Моя ладонь поползла вверх. Снова остановилась.
— Ладно, один-один, — весело заявил Игнат. — Ты тоже умеешь смущать, Яся. Еще как.
— Запомни, Елецкий, наши отношения — мои первые. Поэтому я не знаю, как правильно себя вести, что делать и как быть с тобой милой, — призналась я, хотя говорить об этом было нелегко.
— То есть, раньше ты ни с кем не встречалась? — удивился он.
— Нет. И чего это ты так улыбаешься? — подозрительно спросила я, видя, как приподнимаются уголки его губ. — Тебе смешно? Ну извини, не все могут встречаться с кем-то без чувств.
— Эй, я вообще-то радуюсь, — ответил Игнат. — Особенно мне нравится часть про чувства. Я ведь тебя нравлюсь. Ты с ума по мне сходишь. И не спорь. Знаю же.
Вместо ответа я снова взлохматила его волосы. То, что происходило между нами, было странно и зыбко, словно мы оба все еще не верили в это. Оба смотрели друг на друга с настороженным восторгом, боясь разбить то хрупкое ощущение нежности, которое установилось между нами. Но оба хотели чего-то большего, чем просто нежность.

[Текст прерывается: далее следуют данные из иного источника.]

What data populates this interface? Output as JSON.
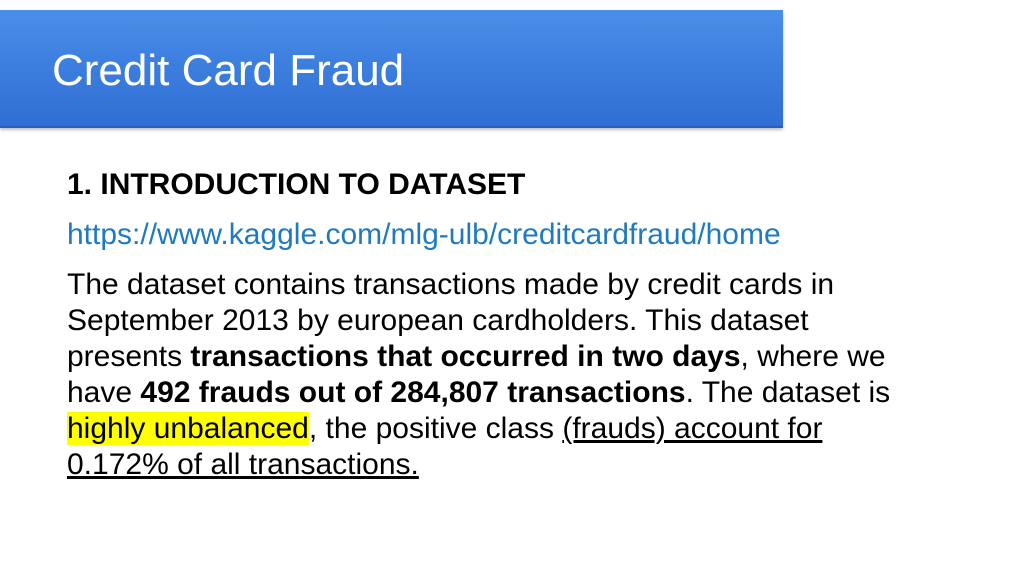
{
  "slide": {
    "title": "Credit Card Fraud",
    "heading": "1. INTRODUCTION TO DATASET",
    "link": "https://www.kaggle.com/mlg-ulb/creditcardfraud/home",
    "paragraph": {
      "p1": "The dataset contains transactions made by credit cards in September 2013 by european cardholders. This dataset presents ",
      "b1": "transactions that occurred in two days",
      "p2": ", where we have ",
      "b2": "492 frauds out of 284,807 transactions",
      "p3": ". The dataset is ",
      "highlight": "highly unbalanced",
      "p4": ", the positive class ",
      "underlined": "(frauds) account for 0.172% of all transactions."
    }
  },
  "colors": {
    "title_bar": "#3d7fdf",
    "link": "#1f7ac1",
    "highlight": "#ffff00"
  }
}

Поцеловались мы только тогда, когда приехали домой, когда вместе поднялись на второй этаж и застыли перед дверью в мою спальню. Игнат остановился, положил руки на талию, провел ладонями по моему телу, остановившись на бедрах и притянул меня к себе. Сам же зарылся носом в мои распущенные волосы, прошептал что-то неразборчивое. Потом склонился ко мне, взял за подбородок, чуть задрав его кверху. И, касаясь моих губ своими губами, спросил:
— Можно?
— Да, — выдохнула я, больше всего на свете желая поцелуя с ним.
Игнат сделал это — языком раскрыл мои губы и поцеловал меня.

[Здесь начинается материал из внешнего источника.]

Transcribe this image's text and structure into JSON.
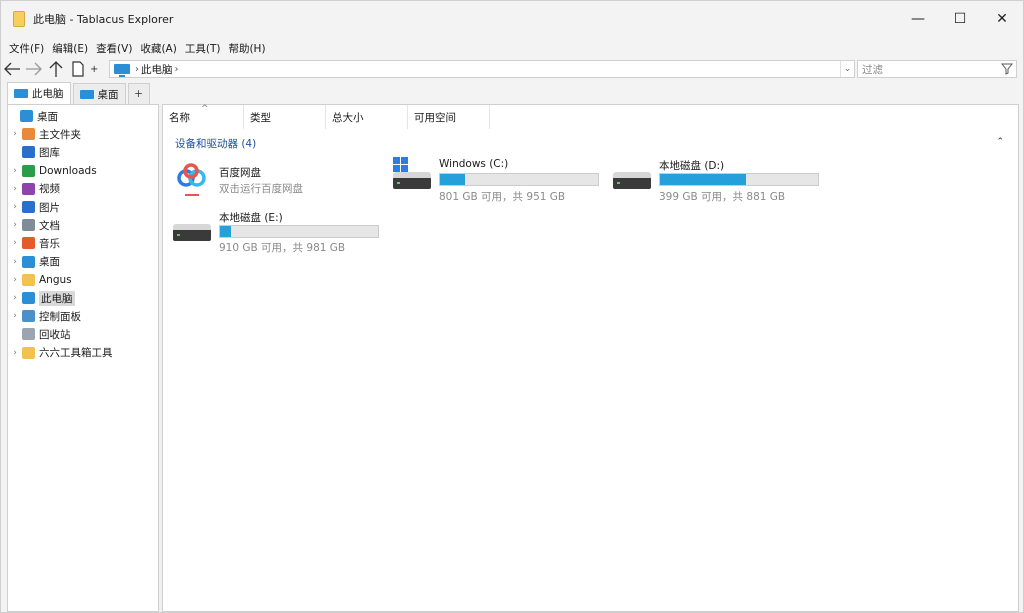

Слишком мягко, слишком нежно, слишком неспешно — будто играя со мной. Все глубже и глубже, лаская и сводя с ума. Все настойчивее и тверже, заставляя пульс частить, а дыхание срываться.
Одна моя рука лежала на его груди, второй я поглаживала его волосы. Не поцелуй, а какое-то наваждение. Прекрасное наваждение. Боже, как мне поверить в то, что Игнат Елецкий теперь мой?